Graduate Programs

Blogs from students, faculty & staff

It can be so easy to get caught up in the grind of life when you are focused on your own tasks. Yet the COVID-19 pandemic has in many ways revealed a lot about how quickly each of our worlds can change. Working as a critical care nurse has allowed me to see how impactful infectious diseases can be in the lives of individuals, and how dramatically it can affect the lives of those involved in it. If anything, it has shown me the importance of human connection. Although different groups of people show their love to one another in different ways, there has almost seemed to be a universal desire to at least physically see their loved ones and be near them through difficult times. Due to the pandemic and the increased risk of contracting COVID-19 at the hospital, no visitors have been allowed on the intensive care unit I work on, designated specifically for COVID-19 patients. Even after a patient has passed, only one family member has been allowed to come up, and even then, they can only stand at the glass doorway, looking in on their loved one but unable to be near them. Although most people may never have an experience like this, I bring it up because it is important to realize that, for these people, their whole world has been shaken and torn apart. When we look at only statistics, it is so easy to forget that these are people just like us going through these problems. When we realize this, it helps us to make decisions and support policies that we would be satisfied with if we were put into the same position. It has been such a huge honor to be able to serve the community through this difficult time and to, at the very least, give those unfortunate enough to contract COVID-19 the best possible chance to make it through.

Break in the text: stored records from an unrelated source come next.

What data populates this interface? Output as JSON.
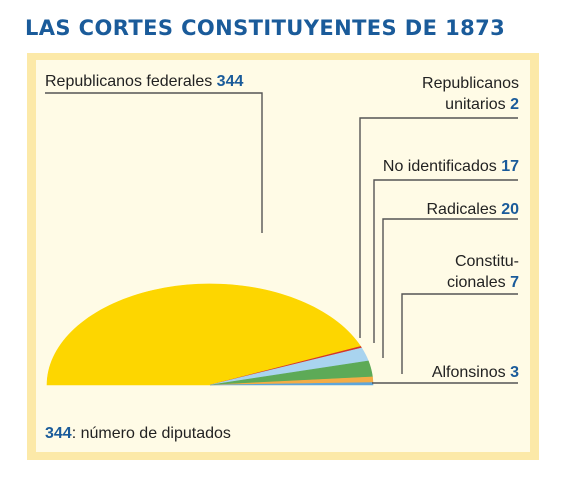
{
  "chart_data": {
    "type": "pie",
    "variant": "semicircle",
    "title": "LAS CORTES CONSTITUYENTES DE 1873",
    "slices": [
      {
        "label": "Republicanos federales",
        "value": 344,
        "color": "#fdd600"
      },
      {
        "label": "Republicanos unitarios",
        "value": 2,
        "color": "#d3362b"
      },
      {
        "label": "No identificados",
        "value": 17,
        "color": "#a9d4ef"
      },
      {
        "label": "Radicales",
        "value": 20,
        "color": "#5daa57"
      },
      {
        "label": "Constitucionales",
        "value": 7,
        "color": "#f4ac46"
      },
      {
        "label": "Alfonsinos",
        "value": 3,
        "color": "#5ea6dc"
      }
    ],
    "labels": [
      {
        "lines": [
          "Republicanos federales"
        ],
        "value": "344"
      },
      {
        "lines": [
          "Republicanos",
          "unitarios"
        ],
        "value": "2"
      },
      {
        "lines": [
          "No identificados"
        ],
        "value": "17"
      },
      {
        "lines": [
          "Radicales"
        ],
        "value": "20"
      },
      {
        "lines": [
          "Constitu-",
          "cionales"
        ],
        "value": "7"
      },
      {
        "lines": [
          "Alfonsinos"
        ],
        "value": "3"
      }
    ],
    "note": {
      "value": "344",
      "text": ": número de diputados"
    }
  },
  "colors": {
    "frame": "#fce9a8",
    "panel": "#fffbe6",
    "title": "#1a5b9a",
    "number": "#1a5b9a",
    "text": "#222222",
    "leader": "#555555"
  }
}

In addition to my work as a nurse, I am also completing my Master of Public Health degree and am preparing to start medical school in the fall. What I love about public health is how it brings the big picture into my very niche perspective at work. As a nurse, I work with a couple of patients at a time, but as a student of public health I examine entire populations. This perspective is relevant when we think about what is good for populations on a whole while tempering those ideas with the realization that the people that make up statistics are individual human beings that deserve as a good a chance as we can give them. I hope to unite these two ideals as I go into the medical field to help design policies that keep both perspectives in mind. If anything, our current pandemic has only helped motivate me to work harder in the future to connect with many of the officials already in public health who have these same goals.

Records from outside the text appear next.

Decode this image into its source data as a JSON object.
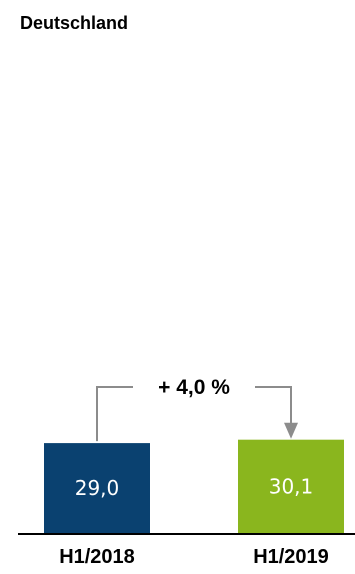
{
  "chart_data": {
    "type": "bar",
    "title": "Deutschland",
    "categories": [
      "H1/2018",
      "H1/2019"
    ],
    "values": [
      29.0,
      30.1
    ],
    "value_labels": [
      "29,0",
      "30,1"
    ],
    "colors": [
      "#0a4170",
      "#8ab61e"
    ],
    "change_label": "+ 4,0 %",
    "connector_color": "#8c8c8c",
    "grid": false,
    "legend": "none",
    "xlabel": "",
    "ylabel": ""
  }
}
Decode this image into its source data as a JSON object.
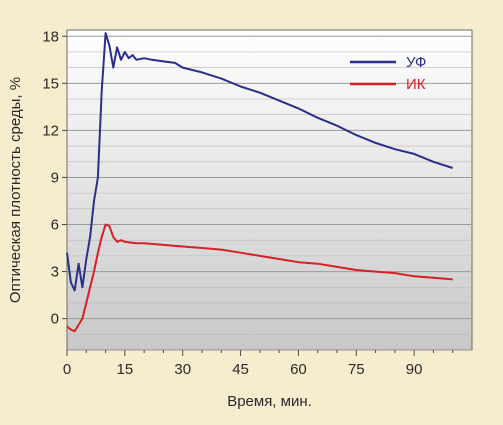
{
  "chart_data": {
    "type": "line",
    "title": "",
    "xlabel": "Время, мин.",
    "ylabel": "Оптическая плотность среды, %",
    "xlim": [
      0,
      105
    ],
    "ylim": [
      -2,
      18.4
    ],
    "xticks": [
      0,
      15,
      30,
      45,
      60,
      75,
      90
    ],
    "yticks": [
      0,
      3,
      6,
      9,
      12,
      15,
      18
    ],
    "grid": true,
    "legend_position": "top-right",
    "background_colors": {
      "page": "#f6ecce",
      "plot_top": "#ffffff",
      "plot_bottom": "#c8c8c8"
    },
    "series": [
      {
        "name": "УФ",
        "color": "#2a2f8a",
        "points": [
          [
            0,
            4.2
          ],
          [
            1,
            2.3
          ],
          [
            2,
            1.8
          ],
          [
            3,
            3.5
          ],
          [
            4,
            2.0
          ],
          [
            5,
            3.8
          ],
          [
            6,
            5.2
          ],
          [
            7,
            7.5
          ],
          [
            8,
            9.0
          ],
          [
            9,
            14.5
          ],
          [
            10,
            18.2
          ],
          [
            11,
            17.4
          ],
          [
            12,
            16.0
          ],
          [
            13,
            17.3
          ],
          [
            14,
            16.5
          ],
          [
            15,
            17.0
          ],
          [
            16,
            16.6
          ],
          [
            17,
            16.8
          ],
          [
            18,
            16.5
          ],
          [
            20,
            16.6
          ],
          [
            22,
            16.5
          ],
          [
            25,
            16.4
          ],
          [
            28,
            16.3
          ],
          [
            30,
            16.0
          ],
          [
            35,
            15.7
          ],
          [
            40,
            15.3
          ],
          [
            45,
            14.8
          ],
          [
            50,
            14.4
          ],
          [
            55,
            13.9
          ],
          [
            60,
            13.4
          ],
          [
            65,
            12.8
          ],
          [
            70,
            12.3
          ],
          [
            75,
            11.7
          ],
          [
            80,
            11.2
          ],
          [
            85,
            10.8
          ],
          [
            90,
            10.5
          ],
          [
            95,
            10.0
          ],
          [
            100,
            9.6
          ]
        ]
      },
      {
        "name": "ИК",
        "color": "#d42127",
        "points": [
          [
            0,
            -0.5
          ],
          [
            1,
            -0.7
          ],
          [
            2,
            -0.8
          ],
          [
            3,
            -0.4
          ],
          [
            4,
            0.0
          ],
          [
            5,
            1.0
          ],
          [
            6,
            2.0
          ],
          [
            7,
            3.0
          ],
          [
            8,
            4.2
          ],
          [
            9,
            5.2
          ],
          [
            10,
            6.0
          ],
          [
            11,
            5.9
          ],
          [
            12,
            5.2
          ],
          [
            13,
            4.9
          ],
          [
            14,
            5.0
          ],
          [
            15,
            4.9
          ],
          [
            18,
            4.8
          ],
          [
            20,
            4.8
          ],
          [
            25,
            4.7
          ],
          [
            30,
            4.6
          ],
          [
            35,
            4.5
          ],
          [
            40,
            4.4
          ],
          [
            45,
            4.2
          ],
          [
            50,
            4.0
          ],
          [
            55,
            3.8
          ],
          [
            60,
            3.6
          ],
          [
            65,
            3.5
          ],
          [
            70,
            3.3
          ],
          [
            75,
            3.1
          ],
          [
            80,
            3.0
          ],
          [
            85,
            2.9
          ],
          [
            90,
            2.7
          ],
          [
            95,
            2.6
          ],
          [
            100,
            2.5
          ]
        ]
      }
    ]
  }
}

On a final note, I think it is vastly important that we not let issues like COVID-19 turn us against one another. It has already caused us to physically distance from one another; an important part of the human experience. Let us not let it emotionally drive a wedge between as well. Now, more than ever, we need to learn to stand together, something that we can control, against the problems that face us as humans, something much more difficult to affect. This is our opportunity to practice understanding for one another so that, if in the future we face even bigger threats, we will be ready to face it together, no matter the social distance. 

Stephen Venable, BSN, RN is a Public Health graduate student from Flint.